National Building Museum reopens to the public
The National Building Museum is America’s leading cultural institution devoted to the history and impact of the built environment. Located just four blocks from the National Mall, the museum was created by the United States Congress in 1980, and is a private non-profit institution that tells fascinating stories of architecture, engineering and design, construction, and urban planning.
Following the completion of renovations to the historic Great Hall — that involved replacing the concrete floor with a modern foundation — the reopening marks the beginning of a year-long 40th-anniversary celebration with a full slate of exhibitions, public programs and special events.
During the renovation, museum staff took advantage of the closure to convert second-floor classrooms into exhibition space. The museum will also debut a new ticketing gallery on the ground floor. Housed in a renovated space with new lighting and electrical, acoustical treatment and durable flooring, this gallery features a display of objects from the museum’s collection, a new ticketing desk and a seating area. Later this year, an orientation exhibition will welcome visitors with an introduction to the museum’s mission and special exhibitions.
Following the reopening, the museum presents the Architecture & Design Film Festival: D.C. from March 26 to 29, 2020. This is the third annual presentation of the popular series of film screenings and discussions with filmmakers. Just in time for Women’s History Month, the 2020 festival will open with City Dreamers, a film about the contributions of Phyllis Lambert, Blanche Lemco van Ginkel, Cornelia Hahn Oberlander and Denise Scott Brown — four trailblazing women who taught, mentored and inspired thousands of professionals. Two spring exhibitions will explore issues of social justice in architecture and design.
Museum history: Inspiration and design
Completed in 1887 and designed by U.S. Army Quartermaster General Montgomery C. Meigs — it was his last and most important architectural work and the one of which he was most proud — the space accommodated approximately 1,500 clerks and officers who serviced 324,968 Civil War pensioners.
Meigs was inspired by two Roman palaces. The exterior is modeled closely on the brick, monumentally-scaled Palazzo Farnese, completed to Michelangelo’s specifications in 1589. The building’s interior, with open, arcade galleries surrounding a central hall, is reminiscent of the early-16th-century Palazzo della Cancelleria. For the colossal Corinthian columns that divide the Great Hall, Meigs took his inspiration from the church of Santa Maria degli Angeli in Rome built by Michelangelo in the mid-16th-century.

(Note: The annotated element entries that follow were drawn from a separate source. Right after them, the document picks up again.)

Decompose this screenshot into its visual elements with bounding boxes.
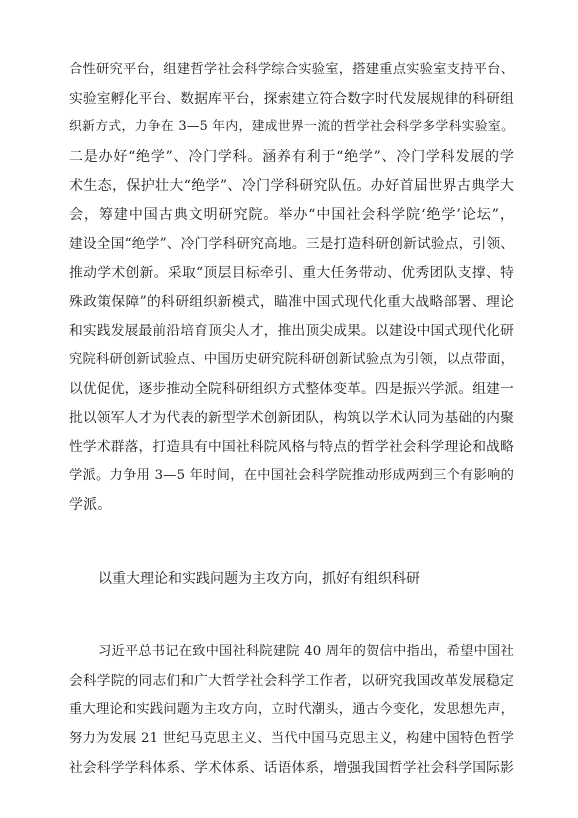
- paragraph-line: 合性研究平台，组建哲学社会科学综合实验室，搭建重点实验室支持平台、: [69, 62, 514, 77]
- paragraph-line: 建设全国“绝学”、冷门学科研究高地。三是打造科研创新试验点，引领、: [69, 236, 515, 252]
- paragraph-line: 会，筹建中国古典文明研究院。举办“中国社会科学院‘绝学’论坛”，: [69, 207, 514, 223]
- paragraph-line: 术生态，保护壮大“绝学”、冷门学科研究队伍。办好首届世界古典学大: [69, 178, 514, 194]
- paragraph-line: 和实践发展最前沿培育顶尖人才，推出顶尖成果。以建设中国式现代化研: [69, 323, 514, 339]
- paragraph-line: 学派。: [69, 497, 112, 513]
- paragraph-line: 织新方式，力争在 3—5 年内，建成世界一流的哲学社会科学多学科实验室。: [69, 119, 514, 134]
- paragraph-line: 重大理论和实践问题为主攻方向，立时代潮头，通古今变化，发思想先声，: [69, 702, 514, 717]
- paragraph-line: 学派。力争用 3—5 年时间，在中国社会科学院推动形成两到三个有影响的: [69, 468, 514, 483]
- paragraph-line: 究院科研创新试验点、中国历史研究院科研创新试验点为引领，以点带面，: [69, 352, 514, 367]
- paragraph-line: 性学术群落，打造具有中国社科院风格与特点的哲学社会科学理论和战略: [69, 439, 514, 455]
- paragraph-line: 推动学术创新。采取“顶层目标牵引、重大任务带动、优秀团队支撑、特: [69, 265, 514, 281]
- paragraph-line: 实验室孵化平台、数据库平台，探索建立符合数字时代发展规律的科研组: [69, 91, 514, 107]
- paragraph-line: 殊政策保障”的科研组织新模式，瞄准中国式现代化重大战略部署、理论: [69, 294, 514, 310]
- paragraph-line: 会科学院的同志们和广大哲学社会科学工作者，以研究我国改革发展稳定: [69, 673, 514, 689]
- section-heading: 以重大理论和实践问题为主攻方向，抓好有组织科研: [98, 571, 420, 587]
- paragraph-line: 批以领军人才为代表的新型学术创新团队，构筑以学术认同为基础的内聚: [69, 410, 514, 426]
- paragraph-line: 社会科学学科体系、学术体系、话语体系，增强我国哲学社会科学国际影: [69, 760, 514, 776]
- paragraph-line: 二是办好“绝学”、冷门学科。涵养有利于“绝学”、冷门学科发展的学: [69, 149, 514, 165]
- paragraph-line: 努力为发展 21 世纪马克思主义、当代中国马克思主义，构建中国特色哲学: [69, 731, 514, 746]
- paragraph-line: 习近平总书记在致中国社科院建院 40 周年的贺信中指出，希望中国社: [98, 644, 514, 659]
- paragraph-line: 以优促优，逐步推动全院科研组织方式整体变革。四是振兴学派。组建一: [69, 381, 514, 397]
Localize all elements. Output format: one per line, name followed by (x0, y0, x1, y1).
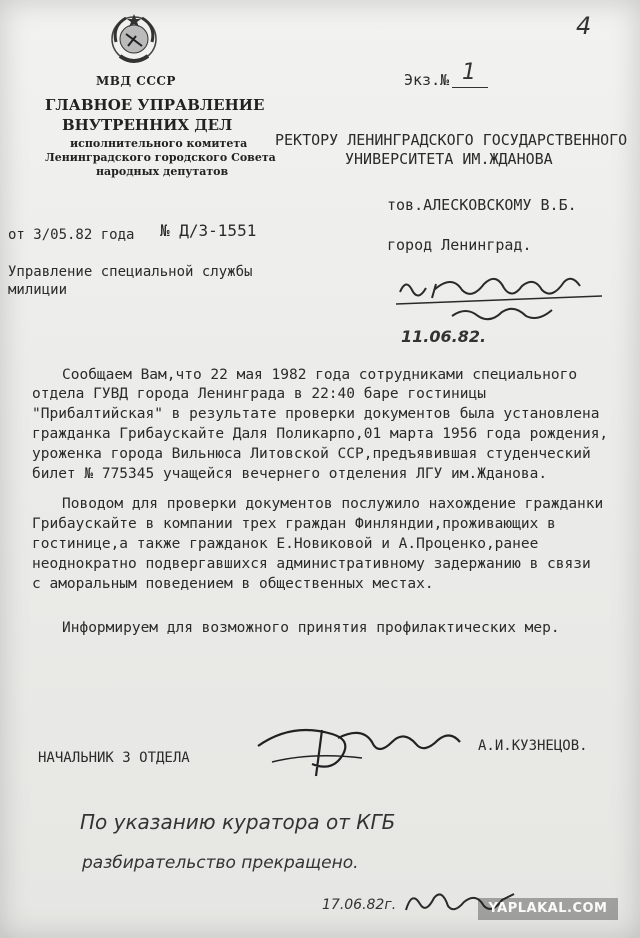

Meigs chose to use bricks for their low cost and fireproof qualities, but employed expert bricklayers to achieve the building’s regular, smooth face. An ingenious system of windows, vents, and open archways allows the Great Hall to function as a reservoir for light and air. He also considered the building’s day-to-day functions: the stairs between the first three floors of the building were designed with wide treads and low risers to accommodate wounded veterans who might arrive on crutches.
Civil War Pension Building becomes a museum
The building was used for federal government offices until the 1960s when it had fallen into a state of disrepair and was considered for demolition. After pressure from conservationists, the government commissioned a report by architect Chloethiel Woodard Smith of possible other uses for the building. In her 1967 report, “The Pension Building: A Building in Search of a Client,” Smith proposed that the building be converted to a museum of the building arts.
The building has hosted several presidential inaugural balls and was designated a National Historic Landmark in 1985. It is notable for several architectural features, including the spectacular interior columns and a frieze, sculpted by Caspar Buberl, stretching around the exterior of the building and depicting Civil War soldiers in scenes somewhat reminiscent of those on Trajan’s Column as well as the Horsemen Frieze of the Parthenon.
In 1969, the Pension Building was listed on the National Register of Historic Places. Congress passed a resolution in 1978 calling for the preservation of the building as a national treasure, and a 1980 Act of Congress mandated the creation of the National Building Museum as a private, nonprofit educational institution. The building was formally renamed the National Building Museum in 1997.